To celebrate National Apprenticeship Week, the Albion in the Community (AITC) website is focusing each day on one of the apprentices currently working with the charity.
Next up is Ashley Elmer – the newest apprentice at AITC, having started in September last year. Ashley works in the health department.
What does your role include?
“The work I do can be varied. I make a lot of phone calls on behalf of our health coaches, collecting data on recent classes and assessing whether our programmes are running successfully. I am also involved in organising team monthly meetings and collating data into spread sheets.”
What is the best thing about your apprenticeship?
“I think it has to be that I’ve been placed into a working environment to do a college course, so it has got me used to how an office job works. Getting a qualification at the end of my apprenticeship is great as well as it will help me move forward with my career.”

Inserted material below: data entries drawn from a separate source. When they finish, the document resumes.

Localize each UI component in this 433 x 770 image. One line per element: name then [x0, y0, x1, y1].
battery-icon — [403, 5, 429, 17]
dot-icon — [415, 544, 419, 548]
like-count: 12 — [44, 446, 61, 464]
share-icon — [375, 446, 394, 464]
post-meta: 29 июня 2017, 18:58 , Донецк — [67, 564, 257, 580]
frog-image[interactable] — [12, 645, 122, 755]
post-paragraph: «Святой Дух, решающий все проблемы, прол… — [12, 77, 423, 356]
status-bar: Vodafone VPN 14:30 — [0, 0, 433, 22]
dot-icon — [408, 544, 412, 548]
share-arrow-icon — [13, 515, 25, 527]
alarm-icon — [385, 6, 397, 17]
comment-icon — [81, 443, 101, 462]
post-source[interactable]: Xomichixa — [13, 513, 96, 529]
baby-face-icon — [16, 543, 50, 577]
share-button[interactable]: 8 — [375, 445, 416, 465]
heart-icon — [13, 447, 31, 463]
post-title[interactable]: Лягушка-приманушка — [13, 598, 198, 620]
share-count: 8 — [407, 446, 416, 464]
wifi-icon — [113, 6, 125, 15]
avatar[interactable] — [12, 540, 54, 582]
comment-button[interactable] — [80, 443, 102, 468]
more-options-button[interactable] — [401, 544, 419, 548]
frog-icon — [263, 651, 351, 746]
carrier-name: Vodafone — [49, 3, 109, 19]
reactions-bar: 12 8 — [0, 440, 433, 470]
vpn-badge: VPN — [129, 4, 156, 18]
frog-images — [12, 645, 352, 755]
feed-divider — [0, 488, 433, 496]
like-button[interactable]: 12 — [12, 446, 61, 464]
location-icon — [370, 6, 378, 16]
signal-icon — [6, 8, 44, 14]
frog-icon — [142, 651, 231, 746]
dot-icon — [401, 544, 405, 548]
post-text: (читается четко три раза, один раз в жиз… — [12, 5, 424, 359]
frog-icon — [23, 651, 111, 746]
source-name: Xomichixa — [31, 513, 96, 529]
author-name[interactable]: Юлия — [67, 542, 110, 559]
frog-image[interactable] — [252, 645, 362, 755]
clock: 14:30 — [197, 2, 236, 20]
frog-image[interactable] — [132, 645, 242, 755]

What are you plans for when your apprenticeship ends?
“Hopefully I can stay on at AITC. That would certainly be my main goal. If that doesn’t happen then I will still have gained the skills I need to find another office based job.”
How does it feel to work at the American Express Community Stadium every day?
“Working at the stadium is great – it is something that really differentiates this job from so many others. Also, working for AITC is so rewarding, I feel like my work is making a difference and helping people in Sussex to reach their health goals.”
Do you feel your apprenticeship has made you more confident in professional situations?
“Before this job I had never worked in an office and this new role has given me a lot of confidence. Being in a friendly environment makes you feel welcome in the office and that has really helped my confidence.”
Would you suggest an apprenticeship to others and why?
“Definitely. An apprenticeship can give you a head start in life. It has given my career direction and the benefits of gaining a qualification while working full time in an office environment cannot be underestimated.”